Groups sue to restrict salmon fishing, help Northwest orcas

Skagit River Chum Numbers Continue to Decline – Skagit Valley Herald

Reports from the Department of Fish and Wildlife show a continued dramatic drop in Skagit River chum. As stated in the article, these are new lows since monitoring began on the river in the 1960s.

The debate has been raised for the last number of years as to whether the hatchery runs are worth doing. Research comparing the Skagit with Oregon’s similar river, the Rogue, which runs about the same amount of distance and has a similar ecosystem shows that the major difference in why the Rogue runs are so much higher than the Skagit’s are the implantation of hatchery fish. The Rogue has not had hatchery fish implanted in it, and the argument goes, that the fish are better adapted to changing conditions. Needless to say, that has not gone over well with hatchery supporters, including Tribes and sports fishermen.
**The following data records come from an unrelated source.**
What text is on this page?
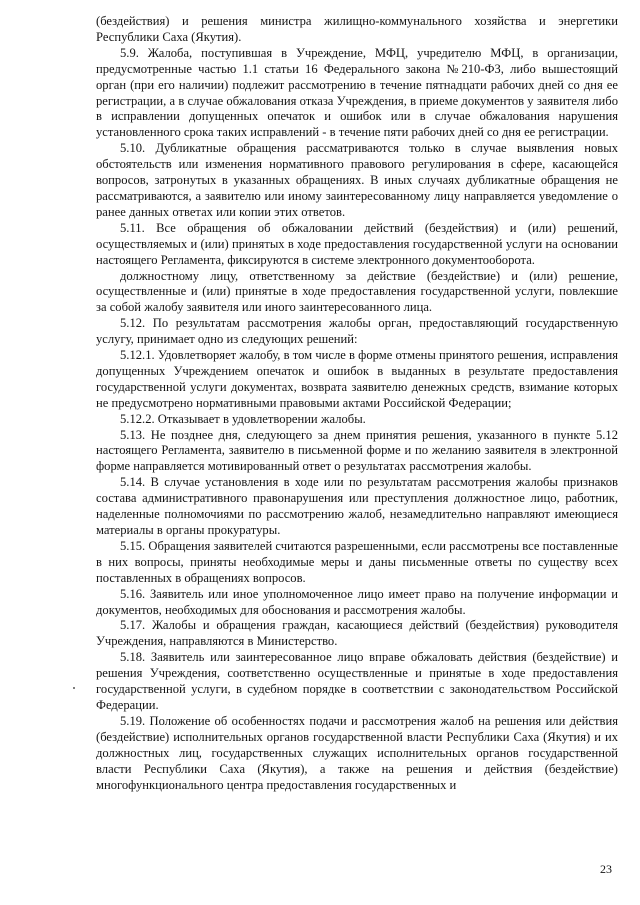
(бездействия) и решения министра жилищно-коммунального хозяйства и энергетики Республики Саха (Якутия).

5.9. Жалоба, поступившая в Учреждение, МФЦ, учредителю МФЦ, в организации, предусмотренные частью 1.1 статьи 16 Федерального закона №210-ФЗ, либо вышестоящий орган (при его наличии) подлежит рассмотрению в течение пятнадцати рабочих дней со дня ее регистрации, а в случае обжалования отказа Учреждения, в приеме документов у заявителя либо в исправлении допущенных опечаток и ошибок или в случае обжалования нарушения установленного срока таких исправлений - в течение пяти рабочих дней со дня ее регистрации.

5.10. Дубликатные обращения рассматриваются только в случае выявления новых обстоятельств или изменения нормативного правового регулирования в сфере, касающейся вопросов, затронутых в указанных обращениях. В иных случаях дубликатные обращения не рассматриваются, а заявителю или иному заинтересованному лицу направляется уведомление о ранее данных ответах или копии этих ответов.

5.11. Все обращения об обжаловании действий (бездействия) и (или) решений, осуществляемых и (или) принятых в ходе предоставления государственной услуги на основании настоящего Регламента, фиксируются в системе электронного документооборота.

должностному лицу, ответственному за действие (бездействие) и (или) решение, осуществленные и (или) принятые в ходе предоставления государственной услуги, повлекшие за собой жалобу заявителя или иного заинтересованного лица.

5.12. По результатам рассмотрения жалобы орган, предоставляющий государственную услугу, принимает одно из следующих решений:

5.12.1. Удовлетворяет жалобу, в том числе в форме отмены принятого решения, исправления допущенных Учреждением опечаток и ошибок в выданных в результате предоставления государственной услуги документах, возврата заявителю денежных средств, взимание которых не предусмотрено нормативными правовыми актами Российской Федерации;

5.12.2. Отказывает в удовлетворении жалобы.

5.13. Не позднее дня, следующего за днем принятия решения, указанного в пункте 5.12 настоящего Регламента, заявителю в письменной форме и по желанию заявителя в электронной форме направляется мотивированный ответ о результатах рассмотрения жалобы.

5.14. В случае установления в ходе или по результатам рассмотрения жалобы признаков состава административного правонарушения или преступления должностное лицо, работник, наделенные полномочиями по рассмотрению жалоб, незамедлительно направляют имеющиеся материалы в органы прокуратуры.

5.15. Обращения заявителей считаются разрешенными, если рассмотрены все поставленные в них вопросы, приняты необходимые меры и даны письменные ответы по существу всех поставленных в обращениях вопросов.

5.16. Заявитель или иное уполномоченное лицо имеет право на получение информации и документов, необходимых для обоснования и рассмотрения жалобы.

5.17. Жалобы и обращения граждан, касающиеся действий (бездействия) руководителя Учреждения, направляются в Министерство.

5.18. Заявитель или заинтересованное лицо вправе обжаловать действия (бездействие) и решения Учреждения, соответственно осуществленные и принятые в ходе предоставления государственной услуги, в судебном порядке в соответствии с законодательством Российской Федерации.

5.19. Положение об особенностях подачи и рассмотрения жалоб на решения или действия (бездействие) исполнительных органов государственной власти Республики Саха (Якутия) и их должностных лиц, государственных служащих исполнительных органов государственной власти Республики Саха (Якутия), а также на решения и действия (бездействие) многофункционального центра предоставления государственных и

23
Whether the hatchery program is the problem or the solution will never be tried here because at hearings the Tribes and sports fishermen went to great lengths to denounce the idea without offering any scientific support for their position. And now, the Governor is going to go full speed ahead on funding hatcheries. Meanwhile, the fish keep vanishing. The numbers in the article show the fishery is in complete collapse. And no recreational fishing has been allowed since 2008. I guess we are going to keep doing what doesn’t work until the fish are gone. Isn’t that the definition of madness?